As with many dark elements of dark Soviet legacy, Putin’s regime is eager not to reject them, but to use them for its geopolitical ambitions. Especially, in regard to propaganda or distribution of destructive narratives. Numerous networks of trolls, bots and other Internet creatures of Russian origin have firmly settled in the information landscapes of Western democracies.
Vast volumes of disinformation devised by the Kremlin have been found meddling in the elections and the public spheres of independent states from Ukraine and the Baltic states to Great Britain, France, and even the United States. These Internet ghosts skillfully provoked and steered social-media conversations about Brexit and planted fake stories, creating chaos in Berlin around the Lisa case.
There is an erroneous conventional thinking among many policymakers and analysts that Russia allegedly has no serious economic interests in the West. Seemingly, it’s only Russian oligarchs who have been buying up real estate and yachts in the European bohemian cities with no visible Kremlin’s actions to get control over large tangible assets. This report demonstrates that its arsenal of influence tools is far more extensive and economics-based.
While open and liberal economies are very competitive, they are also quite vulnerable to the influences of the autocratic regimes, such as Russia. Every year billions of dollars and euros are flooding into the EU. It is practically impossible to disentangle Russian capital from other financial flows. And there are Russian money-laundering schemes to be found behind some of the cases of seemingly innocent “foreign direct investments”.
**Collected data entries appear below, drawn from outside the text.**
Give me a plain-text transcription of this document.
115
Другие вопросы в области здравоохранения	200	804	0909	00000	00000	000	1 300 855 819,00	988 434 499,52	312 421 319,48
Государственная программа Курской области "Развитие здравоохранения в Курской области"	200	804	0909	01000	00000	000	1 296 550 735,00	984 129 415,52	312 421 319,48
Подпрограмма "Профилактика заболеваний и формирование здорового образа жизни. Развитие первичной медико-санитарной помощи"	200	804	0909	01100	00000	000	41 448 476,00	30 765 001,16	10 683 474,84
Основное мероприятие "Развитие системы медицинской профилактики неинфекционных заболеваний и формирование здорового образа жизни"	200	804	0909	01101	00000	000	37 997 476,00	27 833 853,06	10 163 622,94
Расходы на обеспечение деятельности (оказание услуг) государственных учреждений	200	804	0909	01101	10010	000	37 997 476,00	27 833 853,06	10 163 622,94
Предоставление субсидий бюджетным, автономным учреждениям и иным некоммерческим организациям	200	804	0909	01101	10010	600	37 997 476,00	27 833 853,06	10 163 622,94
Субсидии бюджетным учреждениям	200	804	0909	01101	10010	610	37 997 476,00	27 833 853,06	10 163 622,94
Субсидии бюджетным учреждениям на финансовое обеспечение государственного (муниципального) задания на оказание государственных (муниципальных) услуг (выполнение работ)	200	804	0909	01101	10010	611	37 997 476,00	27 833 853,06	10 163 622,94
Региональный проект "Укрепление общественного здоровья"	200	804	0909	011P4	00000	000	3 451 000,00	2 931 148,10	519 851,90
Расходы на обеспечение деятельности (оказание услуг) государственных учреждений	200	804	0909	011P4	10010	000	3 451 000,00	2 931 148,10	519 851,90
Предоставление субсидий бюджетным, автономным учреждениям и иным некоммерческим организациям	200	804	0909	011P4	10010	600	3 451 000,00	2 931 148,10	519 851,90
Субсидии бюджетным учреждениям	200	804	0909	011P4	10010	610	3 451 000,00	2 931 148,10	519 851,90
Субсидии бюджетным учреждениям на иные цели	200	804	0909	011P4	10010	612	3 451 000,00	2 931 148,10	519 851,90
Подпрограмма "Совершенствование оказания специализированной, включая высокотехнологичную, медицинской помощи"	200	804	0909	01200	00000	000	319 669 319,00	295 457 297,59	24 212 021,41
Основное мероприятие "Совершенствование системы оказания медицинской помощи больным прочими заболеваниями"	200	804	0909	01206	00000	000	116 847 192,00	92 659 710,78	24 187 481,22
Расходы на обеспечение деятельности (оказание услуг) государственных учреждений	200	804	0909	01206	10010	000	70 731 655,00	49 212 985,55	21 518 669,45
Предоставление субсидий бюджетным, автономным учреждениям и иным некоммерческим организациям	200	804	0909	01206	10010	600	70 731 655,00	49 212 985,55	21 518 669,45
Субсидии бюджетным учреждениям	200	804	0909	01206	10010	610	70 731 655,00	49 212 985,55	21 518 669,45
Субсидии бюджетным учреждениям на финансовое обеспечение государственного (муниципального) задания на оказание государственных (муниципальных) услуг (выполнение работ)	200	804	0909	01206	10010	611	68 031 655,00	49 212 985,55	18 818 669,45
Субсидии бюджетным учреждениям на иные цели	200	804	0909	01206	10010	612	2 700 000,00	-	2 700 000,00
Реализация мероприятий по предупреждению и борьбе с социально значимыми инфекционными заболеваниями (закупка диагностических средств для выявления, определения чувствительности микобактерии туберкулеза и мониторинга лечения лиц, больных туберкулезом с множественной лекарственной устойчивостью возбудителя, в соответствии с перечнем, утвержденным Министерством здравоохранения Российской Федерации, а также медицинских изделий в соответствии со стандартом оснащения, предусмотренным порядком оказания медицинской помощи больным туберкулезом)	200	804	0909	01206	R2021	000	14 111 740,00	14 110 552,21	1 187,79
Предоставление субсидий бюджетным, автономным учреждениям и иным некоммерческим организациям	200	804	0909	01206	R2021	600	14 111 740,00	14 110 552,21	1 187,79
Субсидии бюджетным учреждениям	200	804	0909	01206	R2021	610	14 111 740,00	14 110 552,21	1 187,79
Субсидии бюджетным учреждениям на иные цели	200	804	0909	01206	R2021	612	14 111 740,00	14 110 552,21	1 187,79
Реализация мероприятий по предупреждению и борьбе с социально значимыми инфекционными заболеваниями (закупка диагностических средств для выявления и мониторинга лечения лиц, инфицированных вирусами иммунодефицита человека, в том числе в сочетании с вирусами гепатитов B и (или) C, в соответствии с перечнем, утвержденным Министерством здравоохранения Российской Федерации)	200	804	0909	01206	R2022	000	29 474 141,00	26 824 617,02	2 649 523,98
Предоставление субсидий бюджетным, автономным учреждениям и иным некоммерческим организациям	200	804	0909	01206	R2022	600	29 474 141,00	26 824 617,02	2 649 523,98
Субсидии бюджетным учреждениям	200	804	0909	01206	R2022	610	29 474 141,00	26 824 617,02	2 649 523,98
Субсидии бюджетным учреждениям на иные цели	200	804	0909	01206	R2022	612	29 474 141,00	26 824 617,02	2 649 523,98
In countries of high interest, the Kremlin has been establishing its presence in key industries, such as the energy sector, heavy industry, telecommunications, or even sports. Leverage in these industries is implemented via direct investment, assets purchases, or by signing so-called “assets interchange agreements”. Among new sub-industries of Russia`s interest are fast-food market and hospitality industry.
Overall, this report aims to summarize the existing open data on the Russian economic weight in the EU and the neighboring countries, which, combined with the information influence, is a real danger to the European security and unity.